RBG worked to maximize government while her husband worked to minimize tax payments
From the scholarly journal Vogue, “May Every Woman Find Her Marty Ginsburg”:
As he became a tax attorney and Ruth pursued advocacy work at the ACLU and professorships, he famously took on the domestic task of cooking for the family.
So the judge who sought to create a bigger government was married to an attorney who specialized in minimizing client’s tax payments.
(Separately, RBG flouted convention by marrying a guy who earned way more than she did!)

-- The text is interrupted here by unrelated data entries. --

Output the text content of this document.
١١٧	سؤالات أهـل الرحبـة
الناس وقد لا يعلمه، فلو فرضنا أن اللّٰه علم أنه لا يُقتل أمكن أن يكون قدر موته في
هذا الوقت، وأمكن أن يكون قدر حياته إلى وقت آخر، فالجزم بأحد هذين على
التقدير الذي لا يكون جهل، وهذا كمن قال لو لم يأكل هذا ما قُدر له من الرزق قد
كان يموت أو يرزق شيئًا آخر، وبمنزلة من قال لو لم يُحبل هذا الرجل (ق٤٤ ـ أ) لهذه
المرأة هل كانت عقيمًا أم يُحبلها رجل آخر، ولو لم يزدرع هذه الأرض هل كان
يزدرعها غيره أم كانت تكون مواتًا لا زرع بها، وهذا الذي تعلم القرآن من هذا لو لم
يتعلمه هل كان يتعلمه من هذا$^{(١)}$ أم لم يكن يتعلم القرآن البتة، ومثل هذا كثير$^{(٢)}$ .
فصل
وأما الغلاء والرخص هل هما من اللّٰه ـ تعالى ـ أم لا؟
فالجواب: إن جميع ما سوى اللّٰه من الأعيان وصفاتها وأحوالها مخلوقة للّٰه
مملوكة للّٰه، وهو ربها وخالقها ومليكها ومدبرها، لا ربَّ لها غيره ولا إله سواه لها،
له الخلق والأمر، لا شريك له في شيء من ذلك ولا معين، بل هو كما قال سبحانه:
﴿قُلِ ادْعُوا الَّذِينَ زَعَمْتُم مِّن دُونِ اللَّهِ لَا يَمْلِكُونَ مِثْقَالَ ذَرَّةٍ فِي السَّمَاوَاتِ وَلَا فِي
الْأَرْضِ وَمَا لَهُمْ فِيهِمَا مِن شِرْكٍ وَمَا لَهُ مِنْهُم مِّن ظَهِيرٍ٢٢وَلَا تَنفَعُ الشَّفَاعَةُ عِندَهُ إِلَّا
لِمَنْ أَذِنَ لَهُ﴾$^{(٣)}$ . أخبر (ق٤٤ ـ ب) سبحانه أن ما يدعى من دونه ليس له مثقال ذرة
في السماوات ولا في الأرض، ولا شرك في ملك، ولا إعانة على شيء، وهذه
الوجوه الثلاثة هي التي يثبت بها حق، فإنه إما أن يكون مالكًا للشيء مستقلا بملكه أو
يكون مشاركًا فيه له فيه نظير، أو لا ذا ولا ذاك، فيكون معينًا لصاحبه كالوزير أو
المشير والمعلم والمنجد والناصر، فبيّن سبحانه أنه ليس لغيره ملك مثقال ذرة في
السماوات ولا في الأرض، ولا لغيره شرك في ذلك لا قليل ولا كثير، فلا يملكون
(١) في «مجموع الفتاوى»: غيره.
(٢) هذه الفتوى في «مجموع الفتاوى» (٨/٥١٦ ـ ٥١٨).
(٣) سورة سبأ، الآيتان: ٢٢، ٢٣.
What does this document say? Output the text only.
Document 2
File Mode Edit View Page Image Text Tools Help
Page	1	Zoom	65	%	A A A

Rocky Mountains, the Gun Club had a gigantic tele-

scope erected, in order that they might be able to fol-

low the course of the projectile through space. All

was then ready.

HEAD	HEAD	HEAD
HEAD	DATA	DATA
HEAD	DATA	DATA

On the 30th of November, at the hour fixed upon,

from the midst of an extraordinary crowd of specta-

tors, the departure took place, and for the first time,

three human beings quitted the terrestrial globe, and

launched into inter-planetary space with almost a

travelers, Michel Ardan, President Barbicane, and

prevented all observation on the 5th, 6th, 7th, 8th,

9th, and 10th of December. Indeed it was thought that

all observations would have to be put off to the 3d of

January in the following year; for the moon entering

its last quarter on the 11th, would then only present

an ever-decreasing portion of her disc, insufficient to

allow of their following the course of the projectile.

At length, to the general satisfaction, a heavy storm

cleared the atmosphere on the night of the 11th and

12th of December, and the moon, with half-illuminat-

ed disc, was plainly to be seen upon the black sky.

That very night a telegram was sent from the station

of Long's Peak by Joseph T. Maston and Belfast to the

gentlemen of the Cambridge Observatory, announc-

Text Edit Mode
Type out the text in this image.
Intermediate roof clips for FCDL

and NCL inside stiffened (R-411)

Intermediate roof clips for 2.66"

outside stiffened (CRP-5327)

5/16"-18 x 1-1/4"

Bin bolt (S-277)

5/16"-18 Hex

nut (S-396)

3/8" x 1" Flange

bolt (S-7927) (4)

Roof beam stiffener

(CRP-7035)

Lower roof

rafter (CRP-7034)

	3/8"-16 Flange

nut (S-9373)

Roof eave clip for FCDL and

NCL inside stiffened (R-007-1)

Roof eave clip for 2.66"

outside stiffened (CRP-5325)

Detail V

Can “every woman” find a spouse who earns as much as a tax attorney? (the successful ones earn at least $600 per hour; Marty Ginsburg was a partner at Weil, Gotshal & Manges, where profits per partner were over $3 million in 2018) “Broke men are hurting American women’s marriage prospects” (New York Post):
“Most American women hope to marry, but current shortages of marriageable men — men with a stable job and a good income — make this increasingly difficult,” says lead author Daniel Lichter in a press release.
Lichter adds that unless your dream man is an Uber driver, the dearth of would-be grooms is prominent “in the current ‘gig economy’ of unstable, low-paying service jobs.”
To investigate the man drought, researchers created profiles of potential husbands, based on real husbands as logged in American Community Survey data. They then compared these hypothetical spouses with actual unmarried men.
They found that a woman’s made-up hubby makes 58 percent more money than the current lineup of eligible bachelors.
“This study reveals large deficits in the supply of potential male spouses,” the study concludes.
“Many young men today have little to bring to the marriage bargain, especially as young women’s educational levels on average now exceed their male suitors’,” Lichter says.
Some ladies are even starting to date down in order to score a forever partner.
And sure, there’s the whole “love” factor in a marriage. But, in the end, “it also is fundamentally an economic transaction,” says Lichter.
Maybe a Harris-Biden administration will help a lot more women realize the dreams expressed in the Vogue article. If tax rates are doubled, there will be a lot more tax attorneys.